The Trend of Audio Books

A Cautionary Tale Concerning the Latest Revolution in Literature

N. Mate
Having failed several times to make it through any significant portion of Chaucer's Canterbury Tales, I decided to try the audio book route. I wanted to read it because I had gotten a lot out of the parts that I had read: the story seems to consist mostly of fart jokes, jokes about sleeping with the farmer's daughter, and people slandering each other's intelligence and/or professions. Not that I feel any dearth of such standards in our modern entertainment, but it's comforting and somewhat reassuring to hear them coming from a bygone era. I purchased a recording of some selections, hoping that a skillful reading would help me get Chaucer's narrative voice into my head as I had already done with Shakespeare. I know that the whole book -- actually a poem -- is a series of nested stories, with person A telling a story where-in person B tells a story which is itself about person C waking up, cheating on his wife, and then telling person D a story...
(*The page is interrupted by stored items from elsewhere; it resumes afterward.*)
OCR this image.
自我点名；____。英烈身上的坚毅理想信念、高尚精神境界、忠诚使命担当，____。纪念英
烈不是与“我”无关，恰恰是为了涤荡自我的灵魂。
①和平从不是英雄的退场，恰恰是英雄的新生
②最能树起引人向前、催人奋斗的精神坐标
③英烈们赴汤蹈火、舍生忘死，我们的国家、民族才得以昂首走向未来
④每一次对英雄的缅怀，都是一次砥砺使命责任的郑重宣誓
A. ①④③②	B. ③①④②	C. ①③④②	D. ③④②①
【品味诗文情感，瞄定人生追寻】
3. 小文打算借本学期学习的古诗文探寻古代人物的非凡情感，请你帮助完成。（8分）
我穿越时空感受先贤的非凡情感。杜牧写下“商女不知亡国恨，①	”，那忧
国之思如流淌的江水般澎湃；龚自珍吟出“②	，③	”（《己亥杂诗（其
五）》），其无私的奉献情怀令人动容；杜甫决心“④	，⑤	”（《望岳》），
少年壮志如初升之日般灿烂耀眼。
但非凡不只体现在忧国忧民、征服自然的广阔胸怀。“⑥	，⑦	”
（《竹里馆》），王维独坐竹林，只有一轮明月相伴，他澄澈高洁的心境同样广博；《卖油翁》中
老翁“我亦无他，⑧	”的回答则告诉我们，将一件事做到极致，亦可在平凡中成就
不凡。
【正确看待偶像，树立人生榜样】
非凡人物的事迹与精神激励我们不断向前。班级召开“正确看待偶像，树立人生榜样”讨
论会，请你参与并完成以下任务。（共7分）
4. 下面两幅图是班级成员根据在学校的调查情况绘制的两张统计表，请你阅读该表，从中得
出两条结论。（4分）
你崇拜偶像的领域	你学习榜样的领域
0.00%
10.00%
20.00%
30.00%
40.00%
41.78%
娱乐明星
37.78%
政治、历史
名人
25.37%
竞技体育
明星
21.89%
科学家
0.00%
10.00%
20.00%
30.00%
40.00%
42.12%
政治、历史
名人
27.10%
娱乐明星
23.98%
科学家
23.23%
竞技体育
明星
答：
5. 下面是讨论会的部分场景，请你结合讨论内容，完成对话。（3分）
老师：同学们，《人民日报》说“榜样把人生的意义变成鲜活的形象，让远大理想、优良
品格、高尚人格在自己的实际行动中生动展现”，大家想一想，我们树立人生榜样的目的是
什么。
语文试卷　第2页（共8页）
So I was surprised to be following the narrative as well as I was. I listened to the audio book on my CD player while making dinner. I followed along with persons A through F, listened to a friar introducing a story about a coxswain (or some other archaic profession), listened to his story, then followed along as the seamstress (or was she a handmaiden?) interrupted with her own story -- but was she interrupting person D, the chandler, or person B, the deacon? And why are half of all the professions members of a religious order? Who attended church services back then if everyone was qualified to stand in the pulpit? I didn't have too long to worry about the hand seamstress, because right about then, person K finished his story to the approval of his audience.

Person K? What happened to storytellers A through J? Did I miss a layer of narrative, or was K the storyteller who had concocted them all? I had only gotten about twenty minutes into this rat's nest, and I was already hopelessly lost. I had no better chance of following Chaucer's tortuous path than I did gleaning anything from a T.S. Eliot poem without the benefit of an encyclopedia, a French-to-English dictionary, a copy of Bulfinch's Mythology, and a fifth of vodka. I was ready to give up and listen to Maroon Five when I happened to glance at the mode indicator on the CD player.

I had accidently set the player to "shuffle."